A: The notation here is confusing, because the same symbol $\hat{H}$ is used for two different things:
The operator $\hat{H}$ that you start with, i.e. the one you use in $\hat{H} |\psi(t) \rangle$, is the Hamiltonian as an abstract Hilbert space operator.
The operator $\hat{H}$ that appears in $\hat{H} \langle x | \psi(t) \rangle$ is the representation of the Hamiltonian in the position representation.
So it would be much cleaner to write something like:
$\hat{H}^{(pos.)} \langle x | \psi(t) \rangle = \langle x | \hat{H} | \psi(t) \rangle $
This last equation is actually a definition of operators in the position representation of the Hilbert space.
This can be easier understood by considering the momentum operator $\hat{p}$. In the abstract Hilbert space of kets, it is just an abstract operator given by $\hat{p} = \int \mathrm{d} p \ p |p \rangle \langle p | \ $.
Its representation in position space, i.e. $\hat{p}^{(pos.)} \langle x | \psi \rangle = \langle x | \hat{p} | \psi \rangle$, is the familiar:         $ \ \hat{p}^{(pos.)} = - i \frac{\partial}{\partial x}$
In particular, it is a differential operator.

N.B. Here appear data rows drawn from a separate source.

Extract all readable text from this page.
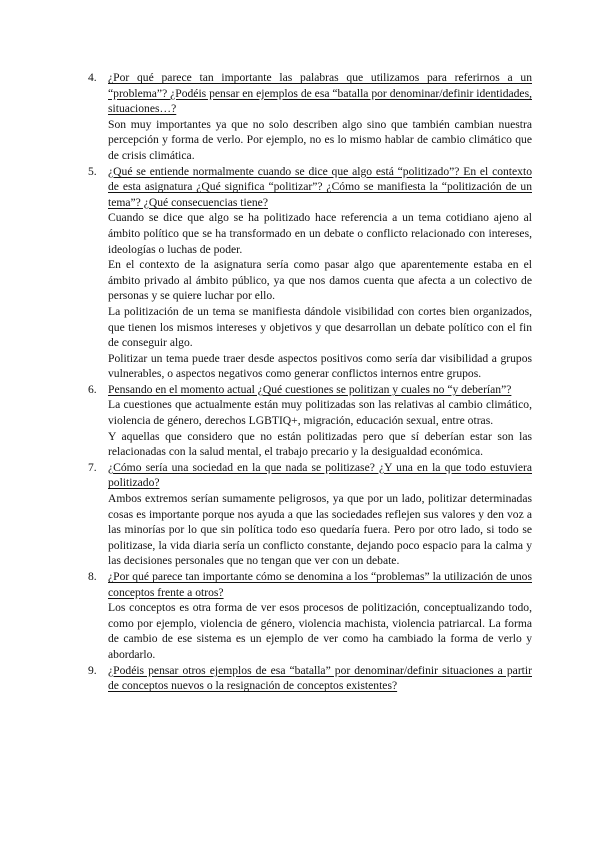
4. ¿Por qué parece tan importante las palabras que utilizamos para referirnos a un “problema”? ¿Podéis pensar en ejemplos de esa “batalla por denominar/definir identidades, situaciones…?

Son muy importantes ya que no solo describen algo sino que también cambian nuestra percepción y forma de verlo. Por ejemplo, no es lo mismo hablar de cambio climático que de crisis climática.

5. ¿Qué se entiende normalmente cuando se dice que algo está “politizado”? En el contexto de esta asignatura ¿Qué significa “politizar”? ¿Cómo se manifiesta la “politización de un tema”? ¿Qué consecuencias tiene?

Cuando se dice que algo se ha politizado hace referencia a un tema cotidiano ajeno al ámbito político que se ha transformado en un debate o conflicto relacionado con intereses, ideologías o luchas de poder.

En el contexto de la asignatura sería como pasar algo que aparentemente estaba en el ámbito privado al ámbito público, ya que nos damos cuenta que afecta a un colectivo de personas y se quiere luchar por ello.

La politización de un tema se manifiesta dándole visibilidad con cortes bien organizados, que tienen los mismos intereses y objetivos y que desarrollan un debate político con el fin de conseguir algo.

Politizar un tema puede traer desde aspectos positivos como sería dar visibilidad a grupos vulnerables, o aspectos negativos como generar conflictos internos entre grupos.

6. Pensando en el momento actual ¿Qué cuestiones se politizan y cuales no “y deberían”?

La cuestiones que actualmente están muy politizadas son las relativas al cambio climático, violencia de género, derechos LGBTIQ+, migración, educación sexual, entre otras.

Y aquellas que considero que no están politizadas pero que sí deberían estar son las relacionadas con la salud mental, el trabajo precario y la desigualdad económica.

7. ¿Cómo sería una sociedad en la que nada se politizase? ¿Y una en la que todo estuviera politizado?

Ambos extremos serían sumamente peligrosos, ya que por un lado, politizar determinadas cosas es importante porque nos ayuda a que las sociedades reflejen sus valores y den voz a las minorías por lo que sin política todo eso quedaría fuera. Pero por otro lado, si todo se politizase, la vida diaria sería un conflicto constante, dejando poco espacio para la calma y las decisiones personales que no tengan que ver con un debate.

8. ¿Por qué parece tan importante cómo se denomina a los “problemas” la utilización de unos conceptos frente a otros?

Los conceptos es otra forma de ver esos procesos de politización, conceptualizando todo, como por ejemplo, violencia de género, violencia machista, violencia patriarcal. La forma de cambio de ese sistema es un ejemplo de ver como ha cambiado la forma de verlo y abordarlo.

9. ¿Podéis pensar otros ejemplos de esa “batalla” por denominar/definir situaciones a partir de conceptos nuevos o la resignación de conceptos existentes?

However, its representation in momentum space, i.e. $\hat{p}^{(mom.)} \langle p | \psi \rangle = \langle p | \hat{p} | \psi \rangle$
is given by $\hat{p}^{(mom.)} = p \ $. So in the momentum representation of the abstract Hilbert space, the momentum operator is represented by just a number. This is different from the differential operator we had in the position representation.
It is quite common in textbooks and papers to not have this explicit label $(mom.)$ or $(pos.)$, simply because people got used to representing the same physical operator in different ways.
To go sure, $\psi(x) = \langle x | \psi \rangle$ is the wavefunction associated with the state $|\psi \rangle$. The object $\widetilde{\psi}(p) := \langle p | \psi \rangle$ is the analogous object in momentum space.